Here it comes. Right on schedule. The inevitable industry analysis that says Tablets are the gadget of the future and that they will sell millions this year. That’s exactly what an article in the Guardian UK is saying as they report on a Deloitte analysis with a headline featuring the “sell in their millions” part. As a headline it doesn’t mean much, as analysis, it means even less.

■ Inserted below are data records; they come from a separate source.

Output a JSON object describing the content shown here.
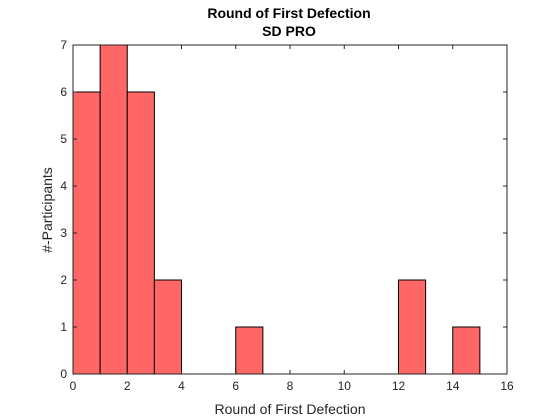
{
  "chart_data": {
    "type": "bar",
    "title": "Round of First Defection",
    "subtitle": "SD PRO",
    "xlabel": "Round of First Defection",
    "ylabel": "#-Participants",
    "xlim": [
      0,
      16
    ],
    "ylim": [
      0,
      7
    ],
    "xticks": [
      "0",
      "2",
      "4",
      "6",
      "8",
      "10",
      "12",
      "14",
      "16"
    ],
    "yticks": [
      "0",
      "1",
      "2",
      "3",
      "4",
      "5",
      "6",
      "7"
    ],
    "grid": false,
    "bar_color": "#ff6666",
    "edge_color": "#000000",
    "bins": [
      {
        "x0": 0,
        "x1": 1,
        "value": 6
      },
      {
        "x0": 1,
        "x1": 2,
        "value": 7
      },
      {
        "x0": 2,
        "x1": 3,
        "value": 6
      },
      {
        "x0": 3,
        "x1": 4,
        "value": 2
      },
      {
        "x0": 4,
        "x1": 5,
        "value": 0
      },
      {
        "x0": 5,
        "x1": 6,
        "value": 0
      },
      {
        "x0": 6,
        "x1": 7,
        "value": 1
      },
      {
        "x0": 7,
        "x1": 8,
        "value": 0
      },
      {
        "x0": 8,
        "x1": 9,
        "value": 0
      },
      {
        "x0": 9,
        "x1": 10,
        "value": 0
      },
      {
        "x0": 10,
        "x1": 11,
        "value": 0
      },
      {
        "x0": 11,
        "x1": 12,
        "value": 0
      },
      {
        "x0": 12,
        "x1": 13,
        "value": 2
      },
      {
        "x0": 13,
        "x1": 14,
        "value": 0
      },
      {
        "x0": 14,
        "x1": 15,
        "value": 1
      }
    ]
  }
}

Apparently you couldn’t walk through CES2010 without tripping over a Tablet of some kind (and I’m kinda, sorta including eBook readers in that.) Great. Lots of promise. Lots of hope. Lots of investment in getting prototypes to the desert for CES2010. The reality is we’ll be lucky to see a small percentage of those devices make it to market and an even smaller percentage of those that do have any chance of success. Product announcements don’t mean product, and there are only a few manufacturers who understand how to turn any device into a product that has enough appeal to really take hold. Anyone remember MIDs?
Sure, we’ll see some Tablets on the margin and some from big names, but most of the Tablet Tsunami we saw at CES2010 is a play or a hedge that folks will want to jump on whatever excitement and market Apple is going to try and create next week, and that their new Tablet will be cheaper. Only Lenovo really showed anything with any real innovation in the Ideapad U1, and I’m not even sure if that will have any legs. These Tablet manufacturers are banking on content producers wanting their content on any and all platforms and that’s a pretty good bet, but the follow through will be the real challenge. New Tablets will all have shiny and flashy front end UI’s that will lose their appeal after about a week or so, and users will quickly begin saying, “what’s next?” Here’s a prediction, sometime within the next six months we will see a headline that says Tablets To Finally Bring Linux to the Masses. That headline will be written a few weeks after more astute observers declare that Linux front ends and OS’s on Tablets are holding back Tablet sales.
The metaphor for Tablets that gets used often is that a Tablet is a window on to the world’s information. That’s all well and good, and decidedly passive. At its core it depends on others to create content that keeps your product relevant. The unfortunate part of that story is that the content producers are wrestling with their own demons and business models as they try to stay relevant themselves in ways that stifle rather than offer growth.
If Tablets are going to succeed the metaphor needs to shift. Tablets are more like a doorway than a window in my view. They can and should open up an entirely new world for consuming content and being creative. No one knows what Apple will do and say next week, or how well any of it will work. But I’m guessing Apple knows that Tablets are not just passive windows, but open doorways.
The bottom line is that Apple, without even making a formal announcement about a real product, has shifted the resources of countless manufacturers as they rush to develop Tablets. Apple, through its marketing mastery, has also created a set of expectations that they have to deliver on out of the gate. An entire industry is hoping they do so they can ride along on that Tablet tsunami. January 27th may indeed usher in an era where we see millions of Tablet sold. But I just wouldn’t take that bet, just yet.